Correlation Between LG Display and Dongil Steel
Can any of the company-specific risk be diversified away by investing in both LG Display and Dongil Steel at the same time? Although using a correlation coefficient on its own may not help to predict future stock returns, this module helps to understand the diversifiable risk of combining LG Display and Dongil Steel into the same portfolio, which is an essential part of the fundamental portfolio management process.
By analyzing existing cross correlation between LG Display Co and Dongil Steel Co, you can compare the effects of market volatilities on LG Display and Dongil Steel and check how they will diversify away market risk if combined in the same portfolio for a given time horizon. You can also utilize pair trading strategies of matching a long position in LG Display with a short position of Dongil Steel. Check out your portfolio center. Please also check ongoing floating volatility patterns of LG Display and Dongil Steel.

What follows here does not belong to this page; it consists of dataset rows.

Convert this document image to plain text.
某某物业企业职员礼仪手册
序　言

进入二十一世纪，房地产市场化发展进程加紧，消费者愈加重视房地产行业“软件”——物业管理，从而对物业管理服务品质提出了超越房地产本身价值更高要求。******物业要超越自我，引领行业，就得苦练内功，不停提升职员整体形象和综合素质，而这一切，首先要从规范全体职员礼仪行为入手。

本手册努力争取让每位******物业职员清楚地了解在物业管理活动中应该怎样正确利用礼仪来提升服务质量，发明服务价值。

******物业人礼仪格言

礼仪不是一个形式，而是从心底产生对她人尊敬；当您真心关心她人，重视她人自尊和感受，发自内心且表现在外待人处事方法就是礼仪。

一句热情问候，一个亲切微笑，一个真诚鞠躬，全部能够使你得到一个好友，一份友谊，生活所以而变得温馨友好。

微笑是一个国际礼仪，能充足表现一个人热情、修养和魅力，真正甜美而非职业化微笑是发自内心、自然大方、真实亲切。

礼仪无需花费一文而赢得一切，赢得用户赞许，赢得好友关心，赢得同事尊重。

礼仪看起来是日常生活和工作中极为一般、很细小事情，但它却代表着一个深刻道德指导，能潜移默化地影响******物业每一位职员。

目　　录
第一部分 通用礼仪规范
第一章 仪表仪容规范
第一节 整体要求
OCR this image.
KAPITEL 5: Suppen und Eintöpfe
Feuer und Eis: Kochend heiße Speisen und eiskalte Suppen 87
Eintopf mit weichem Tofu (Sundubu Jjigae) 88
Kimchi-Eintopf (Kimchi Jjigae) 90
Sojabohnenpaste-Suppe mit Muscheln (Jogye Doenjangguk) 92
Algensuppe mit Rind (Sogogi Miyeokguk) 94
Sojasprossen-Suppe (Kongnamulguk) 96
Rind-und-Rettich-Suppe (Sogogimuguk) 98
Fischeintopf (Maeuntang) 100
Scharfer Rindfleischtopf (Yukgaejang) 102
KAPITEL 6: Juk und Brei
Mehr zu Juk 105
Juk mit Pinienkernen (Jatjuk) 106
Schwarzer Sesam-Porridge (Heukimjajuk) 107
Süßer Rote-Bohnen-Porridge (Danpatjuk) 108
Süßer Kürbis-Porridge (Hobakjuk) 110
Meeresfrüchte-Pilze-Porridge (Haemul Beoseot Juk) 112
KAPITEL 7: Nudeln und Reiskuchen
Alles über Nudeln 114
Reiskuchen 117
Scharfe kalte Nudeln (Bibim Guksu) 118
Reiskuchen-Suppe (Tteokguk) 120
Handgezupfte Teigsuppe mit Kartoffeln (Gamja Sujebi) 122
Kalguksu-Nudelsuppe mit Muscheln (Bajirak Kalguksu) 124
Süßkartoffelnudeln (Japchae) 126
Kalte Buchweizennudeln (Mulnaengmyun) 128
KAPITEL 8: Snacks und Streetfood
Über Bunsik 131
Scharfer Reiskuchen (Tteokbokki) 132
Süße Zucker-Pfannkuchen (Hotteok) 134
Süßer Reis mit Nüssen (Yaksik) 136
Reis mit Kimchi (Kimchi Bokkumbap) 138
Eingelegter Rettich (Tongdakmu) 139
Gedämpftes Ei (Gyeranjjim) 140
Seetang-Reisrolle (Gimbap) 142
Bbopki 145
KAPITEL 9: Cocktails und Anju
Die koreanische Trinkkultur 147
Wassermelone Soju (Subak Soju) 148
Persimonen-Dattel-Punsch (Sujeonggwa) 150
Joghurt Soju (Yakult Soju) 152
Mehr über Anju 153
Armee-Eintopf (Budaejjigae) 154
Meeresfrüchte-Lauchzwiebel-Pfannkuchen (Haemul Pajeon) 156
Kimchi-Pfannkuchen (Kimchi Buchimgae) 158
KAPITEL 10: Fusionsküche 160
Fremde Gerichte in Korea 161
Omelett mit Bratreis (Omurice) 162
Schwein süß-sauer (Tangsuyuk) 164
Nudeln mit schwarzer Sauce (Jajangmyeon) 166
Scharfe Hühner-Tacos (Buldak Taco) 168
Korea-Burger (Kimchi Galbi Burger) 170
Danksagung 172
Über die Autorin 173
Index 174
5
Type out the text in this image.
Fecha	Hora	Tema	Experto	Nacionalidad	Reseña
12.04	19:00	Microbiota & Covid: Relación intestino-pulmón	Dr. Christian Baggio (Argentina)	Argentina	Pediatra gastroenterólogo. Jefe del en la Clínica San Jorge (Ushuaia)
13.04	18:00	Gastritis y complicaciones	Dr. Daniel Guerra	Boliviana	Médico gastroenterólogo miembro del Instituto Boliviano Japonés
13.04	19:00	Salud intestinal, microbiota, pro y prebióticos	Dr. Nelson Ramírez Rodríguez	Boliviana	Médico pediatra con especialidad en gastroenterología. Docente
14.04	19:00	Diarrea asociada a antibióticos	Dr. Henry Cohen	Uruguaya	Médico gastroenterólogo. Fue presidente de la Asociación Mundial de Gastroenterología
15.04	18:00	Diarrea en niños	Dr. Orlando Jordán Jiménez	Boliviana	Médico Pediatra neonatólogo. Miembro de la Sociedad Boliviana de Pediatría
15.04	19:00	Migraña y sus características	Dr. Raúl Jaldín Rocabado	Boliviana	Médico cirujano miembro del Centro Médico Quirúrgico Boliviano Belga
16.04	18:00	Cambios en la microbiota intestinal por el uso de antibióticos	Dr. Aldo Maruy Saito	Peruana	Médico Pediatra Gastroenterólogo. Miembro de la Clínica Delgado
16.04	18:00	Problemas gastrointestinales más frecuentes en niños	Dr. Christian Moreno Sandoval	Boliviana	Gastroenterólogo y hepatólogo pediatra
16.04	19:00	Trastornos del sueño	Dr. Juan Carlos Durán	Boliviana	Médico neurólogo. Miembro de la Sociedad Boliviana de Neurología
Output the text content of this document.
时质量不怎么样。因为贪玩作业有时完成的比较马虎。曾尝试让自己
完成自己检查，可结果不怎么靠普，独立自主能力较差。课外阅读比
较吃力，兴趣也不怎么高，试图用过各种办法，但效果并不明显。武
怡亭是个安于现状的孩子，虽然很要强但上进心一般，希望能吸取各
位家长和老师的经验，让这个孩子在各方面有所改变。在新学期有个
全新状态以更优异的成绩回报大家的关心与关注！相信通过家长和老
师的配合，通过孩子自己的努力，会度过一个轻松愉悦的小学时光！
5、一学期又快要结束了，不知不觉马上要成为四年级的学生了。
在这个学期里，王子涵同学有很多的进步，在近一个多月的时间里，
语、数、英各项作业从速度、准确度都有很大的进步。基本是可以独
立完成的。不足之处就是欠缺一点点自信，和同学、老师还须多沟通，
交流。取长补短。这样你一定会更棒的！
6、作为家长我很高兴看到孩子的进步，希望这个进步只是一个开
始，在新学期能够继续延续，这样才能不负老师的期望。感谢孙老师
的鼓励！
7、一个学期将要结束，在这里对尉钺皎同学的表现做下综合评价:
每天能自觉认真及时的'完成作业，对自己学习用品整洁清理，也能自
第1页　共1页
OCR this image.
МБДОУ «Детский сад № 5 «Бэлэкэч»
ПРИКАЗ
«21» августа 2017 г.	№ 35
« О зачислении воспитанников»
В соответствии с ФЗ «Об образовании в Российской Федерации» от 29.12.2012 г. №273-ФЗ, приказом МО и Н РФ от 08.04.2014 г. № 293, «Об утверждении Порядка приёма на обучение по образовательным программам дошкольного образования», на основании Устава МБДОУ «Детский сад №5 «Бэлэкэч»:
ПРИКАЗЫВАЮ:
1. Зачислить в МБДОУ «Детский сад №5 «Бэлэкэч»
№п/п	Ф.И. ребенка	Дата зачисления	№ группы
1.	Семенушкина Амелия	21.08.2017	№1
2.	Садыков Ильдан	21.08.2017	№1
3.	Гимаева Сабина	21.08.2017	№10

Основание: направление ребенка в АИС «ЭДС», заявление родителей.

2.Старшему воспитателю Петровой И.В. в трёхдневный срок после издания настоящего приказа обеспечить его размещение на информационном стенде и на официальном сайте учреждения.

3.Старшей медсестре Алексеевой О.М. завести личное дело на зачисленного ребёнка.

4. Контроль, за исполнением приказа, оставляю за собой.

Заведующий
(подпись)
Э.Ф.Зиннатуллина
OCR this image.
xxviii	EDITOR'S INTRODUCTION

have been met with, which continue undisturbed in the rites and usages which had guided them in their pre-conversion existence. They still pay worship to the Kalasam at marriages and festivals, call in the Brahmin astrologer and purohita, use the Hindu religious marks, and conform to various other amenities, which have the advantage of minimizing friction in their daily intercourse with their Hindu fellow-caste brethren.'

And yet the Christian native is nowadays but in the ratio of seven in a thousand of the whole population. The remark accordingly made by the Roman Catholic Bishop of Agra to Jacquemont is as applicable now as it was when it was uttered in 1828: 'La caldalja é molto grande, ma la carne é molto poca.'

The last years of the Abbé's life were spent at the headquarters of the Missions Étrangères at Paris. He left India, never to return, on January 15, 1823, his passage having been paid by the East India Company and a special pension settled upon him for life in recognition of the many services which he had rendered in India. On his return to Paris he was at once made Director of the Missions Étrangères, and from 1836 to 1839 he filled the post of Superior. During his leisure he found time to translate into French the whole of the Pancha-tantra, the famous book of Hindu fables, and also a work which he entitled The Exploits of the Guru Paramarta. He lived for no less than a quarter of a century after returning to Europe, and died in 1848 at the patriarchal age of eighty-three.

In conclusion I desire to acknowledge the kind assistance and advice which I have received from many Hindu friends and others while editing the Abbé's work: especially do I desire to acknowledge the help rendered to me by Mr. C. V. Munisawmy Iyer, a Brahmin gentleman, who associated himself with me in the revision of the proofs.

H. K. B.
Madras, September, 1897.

Diversification Opportunities for LG Display and Dongil Steel
0.5 | Correlation Coefficient |
Very weak diversification
The 3 months correlation between 034220 and Dongil is 0.5. Overlapping area represents the amount of risk that can be diversified away by holding LG Display Co and Dongil Steel Co in the same portfolio, assuming nothing else is changed. The correlation between historical prices or returns on Dongil Steel and LG Display is a relative statistical measure of the degree to which these equity instruments tend to move together. The correlation coefficient measures the extent to which returns on LG Display Co are associated (or correlated) with Dongil Steel. Values of the correlation coefficient range from -1 to +1, where. The correlation of zero (0) is possible when the price movement of Dongil Steel has no effect on the direction of LG Display i.e., LG Display and Dongil Steel go up and down completely randomly.
Pair Corralation between LG Display and Dongil Steel
Assuming the 90 days trading horizon LG Display Co is expected to generate 1.54 times more return on investment than Dongil Steel. However, LG Display is 1.54 times more volatile than Dongil Steel Co. It trades about -0.04 of its potential returns per unit of risk. Dongil Steel Co is currently generating about -0.07 per unit of risk. If you would invest 1,025,000 in LG Display Co on September 4, 2024 and sell it today you would lose (69,000) from holding LG Display Co or give up 6.73% of portfolio value over 90 days.
Time Period | 3 Months [change] |
Direction | Moves Together |
Strength | Weak |
Accuracy | 100.0% |
Values | Daily Returns |
LG Display Co vs. Dongil Steel Co
Performance |
Timeline |
LG Display |
Dongil Steel |
LG Display and Dongil Steel Volatility Contrast
Predicted Return Density |
Returns |
Pair Trading with LG Display and Dongil Steel
The main advantage of trading using opposite LG Display and Dongil Steel positions is that it hedges away some unsystematic risk. Because of two separate transactions, even if LG Display position performs unexpectedly, Dongil Steel can make up some of the losses. Pair trading also minimizes risk from directional movements in the market. For example, if an entire industry or sector drops because of unexpected headlines, the short position in Dongil Steel will offset losses from the drop in Dongil Steel's long position.LG Display vs. AptaBio Therapeutics | LG Display vs. Daewoo SBI SPAC | LG Display vs. Dream Security co | LG Display vs. Microfriend |
Dongil Steel vs. Keum Kang Steel | Dongil Steel vs. Tplex Co | Dongil Steel vs. Gyeongnam Steel Co | Dongil Steel vs. Daedong Steel Co |
Check out your portfolio center.Note that this page's information should be used as a complementary analysis to find the right mix of equity instruments to add to your existing portfolios or create a brand new portfolio. You can also try the Odds Of Bankruptcy module to get analysis of equity chance of financial distress in the next 2 years.